时间:2022-12-27 04:15:47


I met such a problem when I tried to finish my job.

我试图完成工作时遇到了这样的问题。

Given a data set, for each item, there are D dimensionalities and C values can be set to each dimensionality.
for example, a data set THINGS(ID,owner, color, weight), ID is the primary key
the owner attribute can be alice, jack, zuck;
the color attribute can be red, yellow, green;
the weight attribute can be high, medium, low;
in this data set, D=3, C=3

给定数据集,对于每个项目,存在D维度,并且可以将C值设置为每个维度。例如,数据集THINGS(ID,所有者,颜色,重量),ID是主要属性的主键,可以是alice,jack,zuck;颜色属性可以是红色,黄色,绿色;权重属性可以是高,中,低;在该数据集中,D = 3,C = 3

now I want to do many queries many times like :
"is there any data with owner=red and color=red"?
"is there any data with weight=low"?
"is there any data with owner=red and color=red and weight=high"?
I only need "Yes or No" to answer this query.

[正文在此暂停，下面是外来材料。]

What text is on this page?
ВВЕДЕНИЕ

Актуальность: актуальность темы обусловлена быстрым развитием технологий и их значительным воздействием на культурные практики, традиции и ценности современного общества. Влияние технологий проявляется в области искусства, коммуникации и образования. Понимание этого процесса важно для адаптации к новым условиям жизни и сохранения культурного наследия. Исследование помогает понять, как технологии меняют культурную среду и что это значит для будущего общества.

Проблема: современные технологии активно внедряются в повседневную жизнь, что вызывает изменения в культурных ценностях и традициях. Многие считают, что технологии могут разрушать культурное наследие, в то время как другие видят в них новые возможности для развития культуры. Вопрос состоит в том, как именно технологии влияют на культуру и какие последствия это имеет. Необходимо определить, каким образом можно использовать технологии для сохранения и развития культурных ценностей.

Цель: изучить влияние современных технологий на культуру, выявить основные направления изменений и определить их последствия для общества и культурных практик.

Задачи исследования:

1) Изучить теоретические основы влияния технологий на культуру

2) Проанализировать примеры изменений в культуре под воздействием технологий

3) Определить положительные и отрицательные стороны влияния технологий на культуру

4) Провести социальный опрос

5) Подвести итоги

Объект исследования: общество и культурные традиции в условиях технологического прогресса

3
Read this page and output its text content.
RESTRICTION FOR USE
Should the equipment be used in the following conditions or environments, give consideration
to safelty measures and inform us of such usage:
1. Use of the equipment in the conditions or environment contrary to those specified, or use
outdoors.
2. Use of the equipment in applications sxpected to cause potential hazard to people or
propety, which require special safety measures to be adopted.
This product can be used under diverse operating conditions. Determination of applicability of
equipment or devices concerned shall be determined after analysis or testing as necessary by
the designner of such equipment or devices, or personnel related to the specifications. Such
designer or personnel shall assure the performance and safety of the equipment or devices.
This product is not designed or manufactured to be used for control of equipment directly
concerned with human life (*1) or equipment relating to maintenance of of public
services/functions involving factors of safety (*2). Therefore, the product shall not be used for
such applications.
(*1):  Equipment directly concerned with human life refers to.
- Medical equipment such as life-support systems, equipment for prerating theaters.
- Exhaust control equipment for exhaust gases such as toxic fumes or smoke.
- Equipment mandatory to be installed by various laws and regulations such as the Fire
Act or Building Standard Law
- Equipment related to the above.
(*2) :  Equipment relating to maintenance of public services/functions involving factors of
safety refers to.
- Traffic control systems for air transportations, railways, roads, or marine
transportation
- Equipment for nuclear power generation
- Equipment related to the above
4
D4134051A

现在我想做很多次查询,例如:“有没有所有者=红色和颜色=红色的数据”? “有没有重量=低的数据”? “有没有所有者=红色和颜色=红色和重量=高”的数据?我只需要“是或否”来回答此查询。

I need to do this originally, I mean without database.
In a PC, I tried Bitmap and inverted index to accomplish the requirement, but the size of the data set will be million and Dimensionality will be 8~18, Cardinality will be 5~15. As a result, the efficiency is not good enough.

我最初需要这样做,我的意思是没有数据库。在PC中,我尝试使用Bitmap和倒排索引来完成要求,但数据集的大小将为百万,Dimensionality将为8~18,基数将为5~15。结果,效率不够好。

could you give me any suggestion to make it much efficient?
Thanks in advance!

你能给我任何建议让它更有效吗?提前致谢!

1 个解决方案

#1


2  

You'd probably want a sorted dictionary for each dimension where the KEY is the possible elements for the dimension and the VALUE is the list of IDs.

您可能希望每个维度都有一个排序字典,其中KEY是维度的可能元素,VALUE是ID列表。

OWNER_DICTIONARY = {
    Bob: [1,5],
    Jim: [2],
    Sally: [3,4],
    Will: []
}
COLOR_DICTIONARY = {
    Blue: [5],
    Green: [2],
    Red: [],
    Yellow: [1,3,4]
}
WEIGHT_DICTIONARY = {
    Low: [1,2,4],
    High: [3,5]
}

Then you simple use a INTERSECT on the VALUES (list of IDs) of your dictionaries. If the intersection size is greater than 0 you have a positive match.

然后,您可以在词典的VALUES(ID列表)上使用INTERSECT。如果交叉点大小大于0,则表示您具有正匹配。

Owner=Bob AND Weight=High

([1,5] UNION [3,5]) = [5]

If one of the VALUES for your criteria (or one of the previous INTERSECTIONs) is [] empty you can short circuit (return false) right away without having to evaluate further.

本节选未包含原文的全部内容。